As a play, War Horse was a success in cinemas as well as in theatres, thanks to the NT Live programme that was introduced in 2009. Selected performances at the National, and occasionally at other theatres, are filmed and broadcast live to cinemas across the UK and around the world. The project has not been without controversy, but its steadily increasing popularity certainly offers a lot of potential for the future, providing an extra source of income as well as opportunities to extend the National’s reach.

So that’s what the incoming artistic director inherits: a National Theatre that, for the first time, really tries to be national; a taste for technological opportunity; and an audience that can handle a bit of experimentation. In his first season though, Norris doesn’t seem keen to put that last one to the test. As most theatre critics have already remarked, his offerings so far look respectable and safe.
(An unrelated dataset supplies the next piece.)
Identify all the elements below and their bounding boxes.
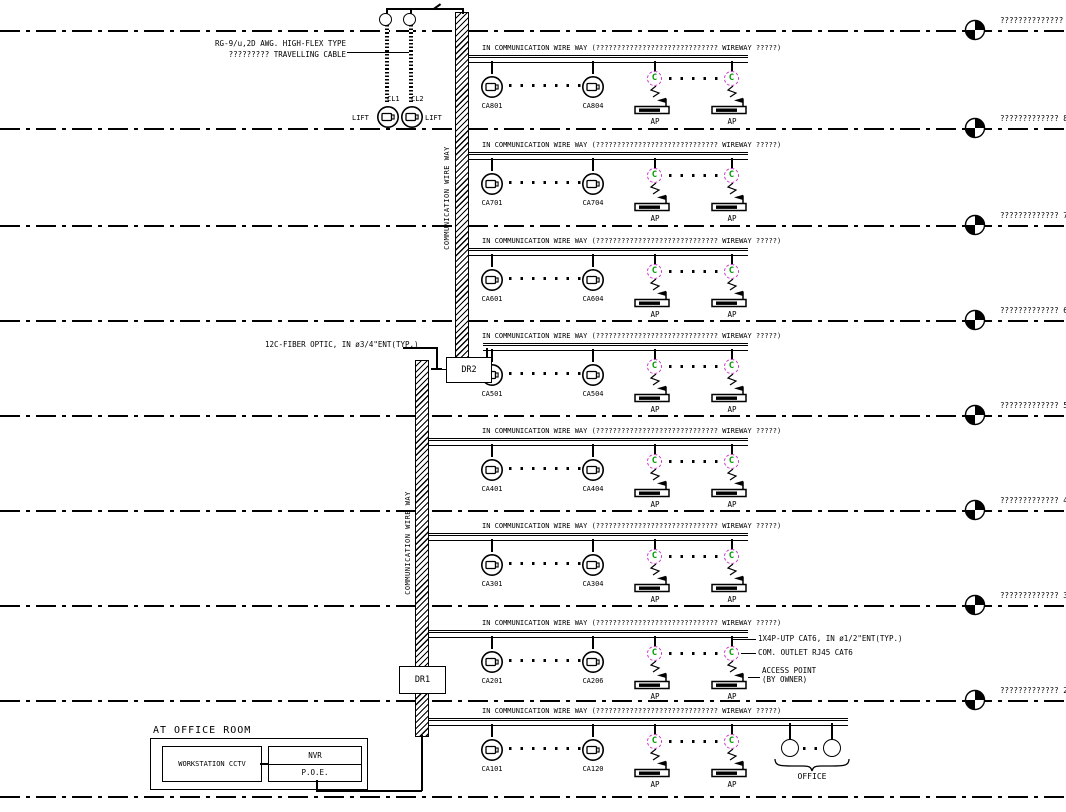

That’s not necessarily a bad thing: Norris and co-head honcho Tessa Ross clearly have a vision of a National Theatre that truly ticks all the boxes. The new programme is a pleasingly balanced mix of classical repertoire and new writing, with a well-deserved increase in the latter. There’ll be Shakespeare and Brönte, but also Alice Birch and Caryl Churchill. Norris will be showcasing his commitment to both categories in his own directions as well; first at the helm of the fifteenth century classic Everyman, then working on wonder.land, a new musical by Damon Albarn and Moira Buffini inspired by Lewis Carroll’s Alice in Wonderland.

The latter show will be a co-production with Manchester International Festival, which draws attention to another interesting aspect of Norris’ vision: a ‘commitment to regional relationships’. Although it’s certainly beneficial to Londoners, there can’t be any doubt that so far the National Theatre has been less national than it ought to be. Touring shows and NT Live are steps in the right direction, but Norris and Ross are evidently looking to speed things up. Apart from wonder.land theatregoers can also expect co-productions with solid partners like the Bristol Old Vic, the Royal Exchange in Manchester and touring company Headlong.

Solid partners will be found within the organisation itself as well: both Marianne Elliott, of War Horse fame, and Ben Power, responsible for the 2014 adaptation of Medea, stay on as associates. Fresh faces Paule Constable, Tom Morris, Dominic Cooke and Lyndsey Turner might be new to the team, but are all established names. At least for now then, the signs point towards a tenure that will be characterised more by quality and solidity rather than by adventure and experiment.

But who knows what else Norris might have hidden up his sleeve? And in any case, no one is really expecting him to follow in Hytner’s footsteps. As the man himself so eloquently said in an interview with Michael Billington, ‘it's not like Rufus has to fill my shoes. I'm taking my shoes with me.’